This Is How to Get The 1-Minute Workout Right
A new study found that 60 seconds of all-out exercise can deliver the same benefits as 45 minutes of moderate activity. Here's what you need to do.
Got one minute? Then you have enough time to squeeze in an effective work out. No really. According to a small new study, folks who did 3 sets of 20-second all-out bike sprints reaped the same benefits after 12 weeks—increased endurance and fat percentage loss—as those who cycled at a moderate pace for 45 minutes. (Before you ask, yes there was a warm up and cool down period.)
The key words, though, are "all out." What exactly does that mean? “The level required to do an all-out effort is hard; people don’t find it pleasant,” says study author Martin Gibala, PhD, professor of kinesiology at McMaster University in Ontario. "We typically characterize ‘all out’ as ‘sprint from danger pace’ or the intensity you would exert to save your child from an oncoming car."
Yeah, that’s pretty intense. Are you willing to put up with a temporary level of extreme discomfort for less exercise? If so, we’ve got a couple of moves from Faheem Mujahid, owner and master trainer at InFluence in Miami, that will help you really make those 60 seconds count. Choose one and give it your all. And remember, "the more of these mighty minutes you add into your day, the more you will gain,” says Mujahid.
Alternating Jump Lunge
Start with your feet hip-width apart, extend your right foot forward about two feet and lower into a lunge. Drive your body off of the ground and switch the position of your legs in the air. You should land in a lunge with your left foot forward. Keep alternating sides.
Dumbbell or Kettlebell Swing
Place a 15- to- 20-pound kettlebell or dumbbell (or lighter if need be) on the ground in front of you. Plant feet slightly wider than shoulder-width apart, and lower body down halfway into a squat; your butt should stick out behind you. Pick up the kettlebell or dumbbell; as you straighten your legs, push through your heels and explode hips upward to swing kettle bell or dumbbell up to chest height. Return to your half squat as you swing the kettlebell or dumbbell back through your legs. Continuing swinging kettlebell or dumbbell back and forth.

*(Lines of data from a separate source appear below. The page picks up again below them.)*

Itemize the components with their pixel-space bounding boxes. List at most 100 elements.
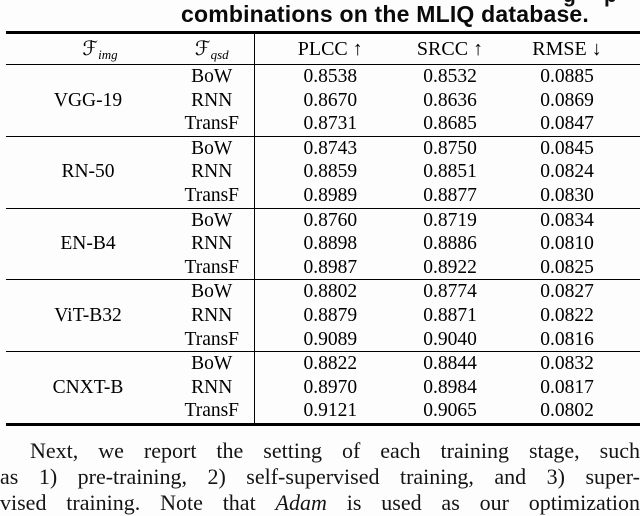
plcc-cell: 0.8970: [303, 376, 358, 398]
table-row: RN-50 BoW 0.8743 0.8750 0.0845: [6, 136, 640, 209]
rmse-cell: 0.0817: [540, 376, 594, 398]
rmse-cell: 0.0830: [494, 183, 640, 209]
plcc-cell: 0.8859: [303, 161, 358, 183]
rmse-cell: 0.0827: [540, 281, 594, 303]
table-group-vgg19: VGG-19 BoW 0.8538 0.8532 0.0885 RNN 0.86…: [6, 64, 640, 137]
col-header-rmse: RMSE ↓: [494, 32, 640, 65]
f-qsd-subscript: qsd: [210, 46, 229, 62]
table-row: ViT-B32 BoW 0.8802 0.8774 0.0827: [6, 279, 640, 353]
rmse-cell: 0.0824: [540, 161, 594, 183]
plcc-cell: 0.8898: [303, 233, 358, 255]
srcc-cell: 0.8984: [423, 376, 477, 398]
table-group-enb4: EN-B4 BoW 0.8760 0.8719 0.0834 RNN 0.889…: [6, 208, 640, 281]
method-cell: TransF: [170, 183, 255, 209]
table-row: TransF 0.8987 0.8922 0.0825: [6, 255, 640, 281]
table-row: TransF 0.9121 0.9065 0.0802: [6, 399, 640, 425]
col-header-plcc: PLCC ↑: [254, 32, 406, 65]
plcc-cell: 0.8989: [254, 183, 406, 209]
table-group-vitb32: ViT-B32 BoW 0.8802 0.8774 0.0827 RNN 0.8…: [6, 279, 640, 353]
srcc-cell: 0.8774: [423, 281, 477, 303]
cropped-text-fragment: p: [604, 0, 617, 8]
f-img-subscript: img: [98, 46, 118, 62]
table-row: RNN 0.8859 0.8851 0.0824: [6, 160, 640, 184]
model-cell: ViT-B32: [6, 279, 170, 353]
plcc-cell: 0.8822: [303, 353, 358, 375]
paragraph-text: vised training. Note that: [0, 490, 276, 515]
srcc-cell: 0.8532: [423, 66, 477, 88]
rmse-cell: 0.0847: [494, 112, 640, 137]
model-cell: RN-50: [6, 136, 170, 209]
srcc-cell: 0.8636: [423, 89, 477, 111]
paragraph-line: Next, we report the setting of each trai…: [30, 438, 640, 463]
model-cell: VGG-19: [6, 64, 170, 137]
col-header-f-img: ℱimg: [6, 32, 170, 65]
cropped-text-fragment: g: [563, 0, 576, 8]
plcc-cell: 0.8987: [254, 255, 406, 281]
srcc-cell: 0.9040: [406, 327, 494, 353]
header-row: ℱimg ℱqsd PLCC ↑ SRCC ↑ RMSE ↓: [6, 32, 640, 65]
srcc-cell: 0.8750: [423, 137, 477, 159]
method-cell: BoW: [170, 279, 255, 304]
srcc-cell: 0.8922: [406, 255, 494, 281]
method-cell: RNN: [170, 232, 255, 256]
rmse-cell: 0.0825: [494, 255, 640, 281]
table-header-group: ℱimg ℱqsd PLCC ↑ SRCC ↑ RMSE ↓: [6, 32, 640, 65]
method-cell: RNN: [170, 303, 255, 328]
table-group-rn50: RN-50 BoW 0.8743 0.8750 0.0845 RNN 0.885…: [6, 136, 640, 209]
rmse-cell: 0.0834: [540, 209, 594, 231]
col-header-srcc: SRCC ↑: [406, 32, 494, 65]
rmse-cell: 0.0869: [540, 89, 594, 111]
results-table: ℱimg ℱqsd PLCC ↑ SRCC ↑ RMSE ↓ VGG-19 Bo…: [6, 31, 640, 426]
table-row: RNN 0.8970 0.8984 0.0817: [6, 375, 640, 400]
srcc-cell: 0.8871: [423, 304, 477, 326]
plcc-cell: 0.8538: [303, 66, 358, 88]
method-cell: BoW: [170, 136, 255, 161]
rmse-cell: 0.0885: [540, 66, 594, 88]
plcc-cell: 0.8802: [303, 281, 358, 303]
method-cell: BoW: [170, 351, 255, 376]
plcc-cell: 0.8670: [303, 89, 358, 111]
table-row: CNXT-B BoW 0.8822 0.8844 0.0832: [6, 351, 640, 397]
model-cell: CNXT-B: [52, 376, 124, 398]
rmse-cell: 0.0810: [540, 233, 594, 255]
col-header-f-qsd: ℱqsd: [170, 32, 255, 65]
srcc-cell: 0.8851: [423, 161, 477, 183]
table-row: TransF 0.9089 0.9040 0.0816: [6, 327, 640, 353]
plcc-cell: 0.8879: [303, 304, 358, 326]
adam-italic-text: Adam: [275, 490, 327, 515]
rmse-cell: 0.0832: [540, 353, 594, 375]
body-paragraph: Next, we report the setting of each trai…: [0, 438, 640, 516]
method-cell: BoW: [170, 64, 255, 89]
srcc-cell: 0.8844: [423, 353, 477, 375]
table-row: RNN 0.8879 0.8871 0.0822: [6, 303, 640, 328]
method-cell: TransF: [170, 327, 255, 353]
paragraph-text: is used as our optimization: [326, 490, 640, 515]
method-cell: RNN: [170, 375, 255, 400]
plcc-cell: 0.8760: [303, 209, 358, 231]
table-row: EN-B4 BoW 0.8760 0.8719 0.0834: [6, 208, 640, 281]
srcc-cell: 0.8877: [406, 183, 494, 209]
method-cell: TransF: [170, 255, 255, 281]
method-cell: TransF: [170, 112, 255, 137]
table-caption: combinations on the MLIQ database.: [180, 1, 590, 27]
rmse-cell: 0.0816: [494, 327, 640, 353]
plcc-cell: 0.8743: [303, 137, 358, 159]
method-cell: BoW: [170, 208, 255, 233]
plcc-cell: 0.8731: [254, 112, 406, 137]
plcc-cell: 0.9089: [254, 327, 406, 353]
table-row: RNN 0.8670 0.8636 0.0869: [6, 88, 640, 113]
srcc-cell: 0.8685: [406, 112, 494, 137]
rmse-cell: 0.0822: [540, 304, 594, 326]
paragraph-line: as 1) pre-training, 2) self-supervised t…: [0, 464, 640, 489]
srcc-cell: 0.8886: [423, 233, 477, 255]
f-qsd-symbol: ℱ: [194, 35, 211, 60]
f-img-symbol: ℱ: [82, 35, 99, 60]
method-cell: RNN: [170, 160, 255, 184]
table-group-cnxtb: CNXT-B BoW 0.8822 0.8844 0.0832 RNN 0.89…: [6, 351, 640, 425]
rmse-cell: 0.0845: [540, 137, 594, 159]
paragraph-line: vised training. Note that Adam is used a…: [0, 490, 640, 516]
method-cell: TransF: [170, 399, 255, 425]
table-row: TransF 0.8989 0.8877 0.0830: [6, 183, 640, 209]
table-row: RNN 0.8898 0.8886 0.0810: [6, 232, 640, 256]
srcc-cell: 0.8719: [423, 209, 477, 231]
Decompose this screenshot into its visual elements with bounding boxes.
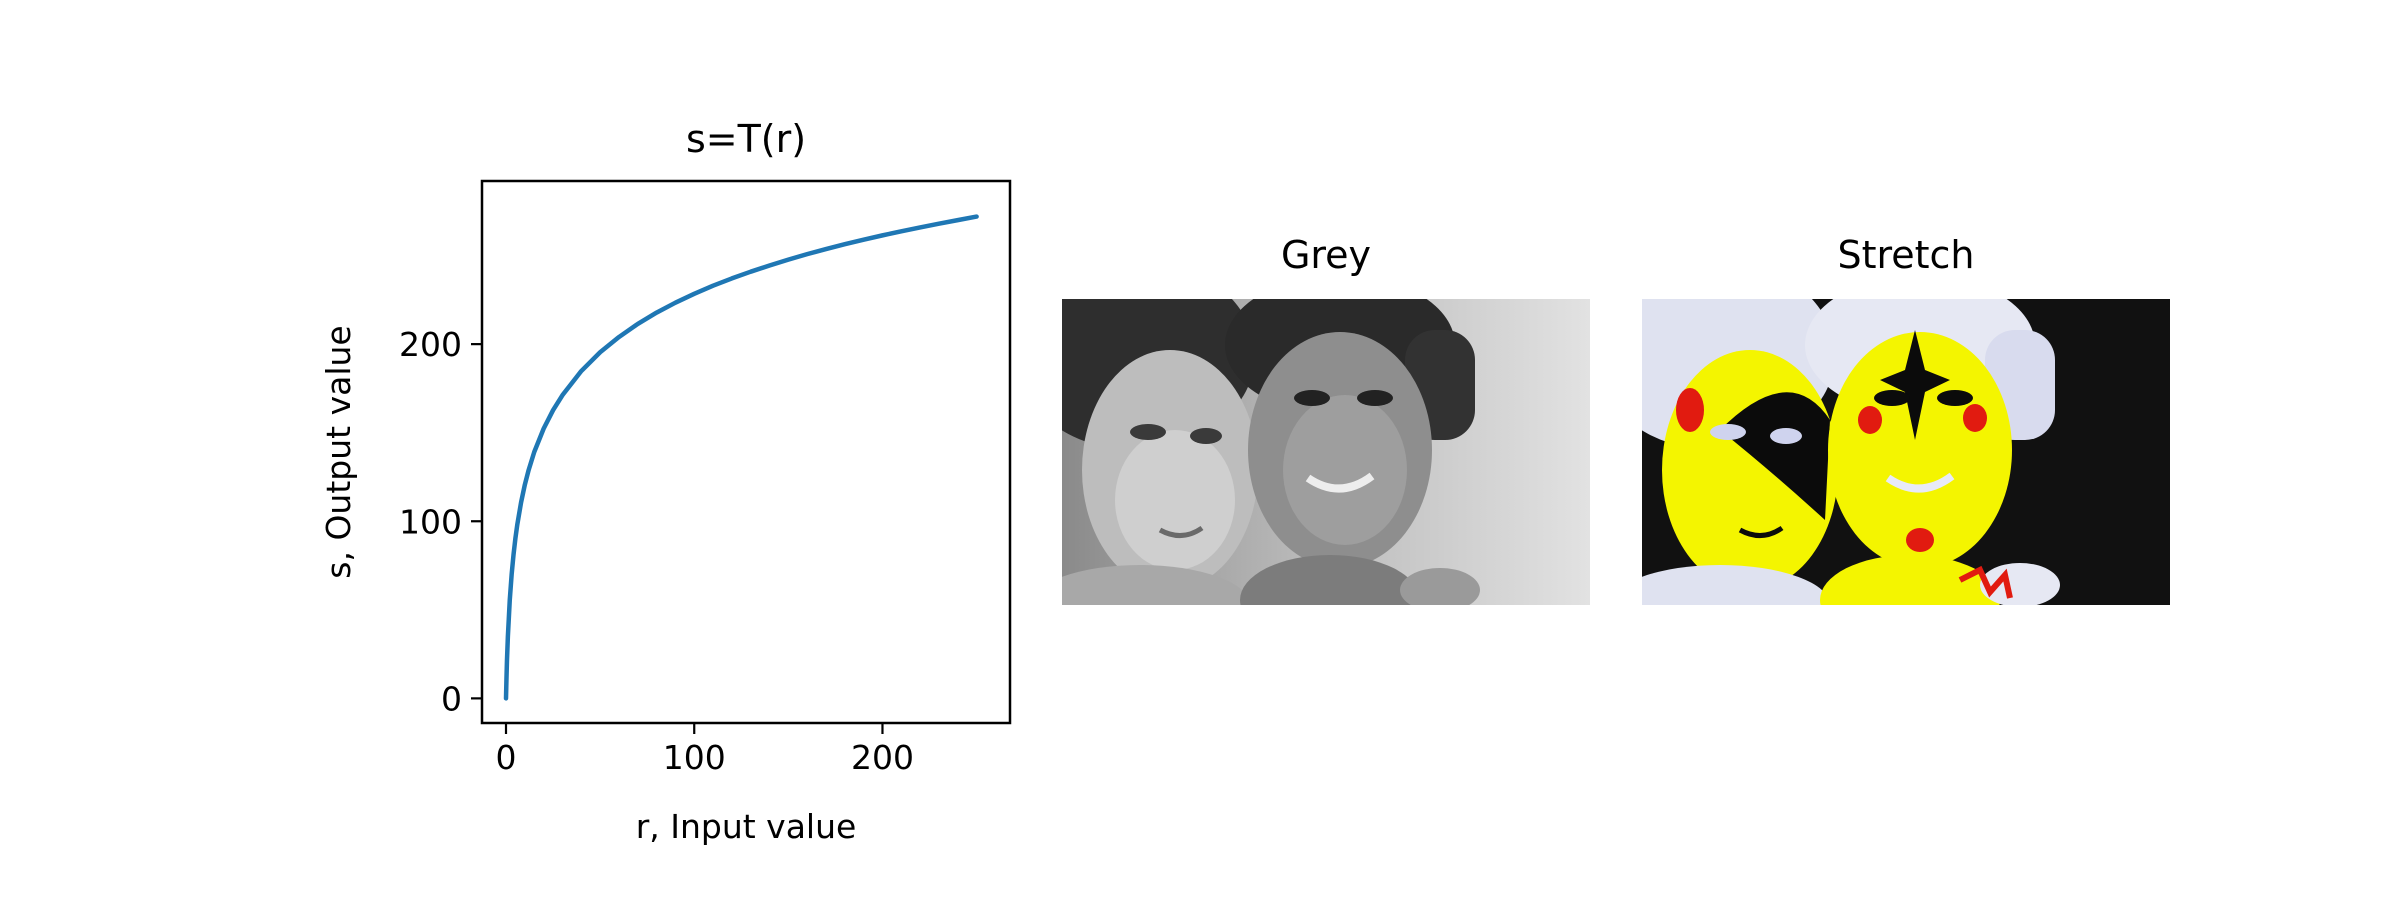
x-tick-label: 200 — [851, 738, 914, 777]
chart-title: s=T(r) — [686, 117, 806, 161]
stretch-portrait-image — [1642, 299, 2170, 605]
stretch-image-panel: Stretch — [1642, 233, 2170, 605]
x-axis-label: r, Input value — [636, 807, 857, 846]
y-tick-label: 100 — [399, 502, 462, 541]
x-axis-ticks: 0 100 200 — [496, 723, 914, 777]
grey-portrait-image — [1062, 299, 1590, 605]
y-tick-label: 200 — [399, 325, 462, 364]
plot-frame — [480, 179, 1012, 725]
y-axis-label: s, Output value — [319, 325, 358, 578]
x-tick-label: 100 — [663, 738, 726, 777]
y-axis-ticks: 0 100 200 — [399, 325, 482, 718]
grey-image-title: Grey — [1281, 233, 1371, 277]
transform-chart: s=T(r) 0 100 200 0 100 200 r, Input value s,… — [319, 117, 1012, 846]
x-tick-label: 0 — [496, 738, 517, 777]
grey-image-panel: Grey — [1062, 233, 1590, 605]
transform-curve — [503, 214, 979, 701]
y-tick-label: 0 — [441, 679, 462, 718]
stretch-image-title: Stretch — [1837, 233, 1974, 277]
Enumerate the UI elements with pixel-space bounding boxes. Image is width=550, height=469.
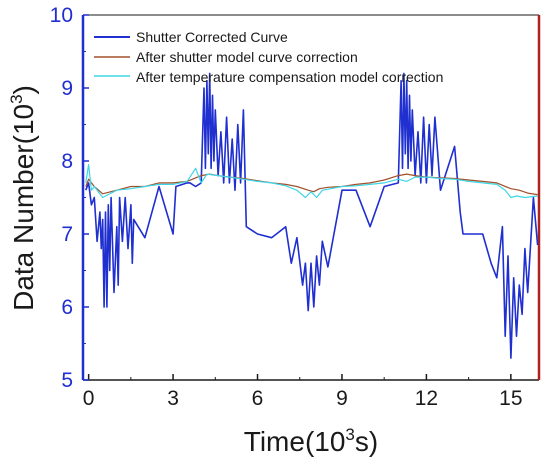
x-axis-title-main: Time(10 <box>244 426 346 457</box>
y-tick-label: 5 <box>61 369 73 392</box>
x-tick-label: 15 <box>499 387 522 410</box>
y-tick-label: 9 <box>61 77 73 100</box>
y-tick-label: 8 <box>61 150 73 173</box>
ticks: 0 3 6 9 12 15 5 6 7 8 9 10 <box>50 4 523 410</box>
y-tick-label: 10 <box>50 4 73 27</box>
x-tick-label: 3 <box>167 387 179 410</box>
series-line-1 <box>85 72 539 359</box>
x-axis-title-superscript: 3 <box>345 425 354 444</box>
legend-label-shutter: Shutter Corrected Curve <box>136 29 288 45</box>
x-tick-label: 0 <box>83 387 95 410</box>
x-tick-label: 9 <box>336 387 348 410</box>
y-axis-title-superscript: 3 <box>7 94 26 103</box>
x-axis-title: Time(103s) <box>244 425 378 457</box>
x-tick-label: 12 <box>415 387 438 410</box>
y-axis-title-tail: ) <box>8 85 39 94</box>
y-tick-label: 7 <box>61 223 73 246</box>
series-line-2 <box>85 173 538 196</box>
series-line-3 <box>85 164 538 199</box>
legend-label-shutter-model: After shutter model curve correction <box>136 49 358 65</box>
legend-label-temperature: After temperature compensation model cor… <box>136 69 443 85</box>
y-axis-title-main: Data Number(10 <box>8 104 39 311</box>
series-group <box>85 72 539 359</box>
y-axis-title: Data Number(103) <box>7 85 39 311</box>
x-axis-title-tail: s) <box>355 426 378 457</box>
legend: Shutter Corrected Curve After shutter mo… <box>94 29 443 85</box>
y-tick-label: 6 <box>61 296 73 319</box>
x-tick-label: 6 <box>252 387 264 410</box>
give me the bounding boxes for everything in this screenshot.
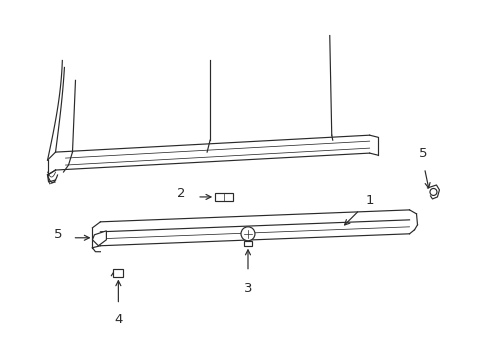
Circle shape [429,189,436,195]
Bar [113,269,123,276]
Text: 4: 4 [114,314,122,327]
Polygon shape [92,231,106,246]
Text: 3: 3 [243,282,252,294]
Circle shape [241,227,254,241]
Text: 1: 1 [365,194,373,207]
Text: 5: 5 [418,147,427,160]
Text: 5: 5 [54,228,62,241]
Text: 2: 2 [176,188,185,201]
Bar [215,193,233,201]
Bar [244,241,251,246]
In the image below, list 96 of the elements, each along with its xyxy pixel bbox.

Illustration: Jess Levinson
Get into a straight-arm plank with hands a few inches outside of shoulders and feet on a stability ball (or in the loops of TRX suspension training bands). Bend arms and lower chest to the floor; push back up. Bring knees in toward chest, then kick them back out; repeat entire sequence.
Stand with feet hip-width apart; squat down and plant hands on the ground. Jump feet back so that body comes into a straight-arm plank, and then do one pushup. Hop feet back in towards hands, stand up, and then jump.
Squat Overhead Press
Stand with feet hip-width apart, holding 15- to 20-pound dumbbell (or lighter if need be) at shoulders. Lower into a squat, until thighs are parallel to floor. Push through heels to rise back to standing as you press the weights overhead.
Lunge With Dumbbell Curl
Stand with knees slightly bent, holding a 15- to 20-pound dumbbell (or lighter if need be) in each hand, palms forward. Step forward with right leg, and lower into lunge position (don’t let front knee go past toes). At the same time, tighten left bicep and curl left hand toward chest (as shown). Return to starting position, then repeat on the other side.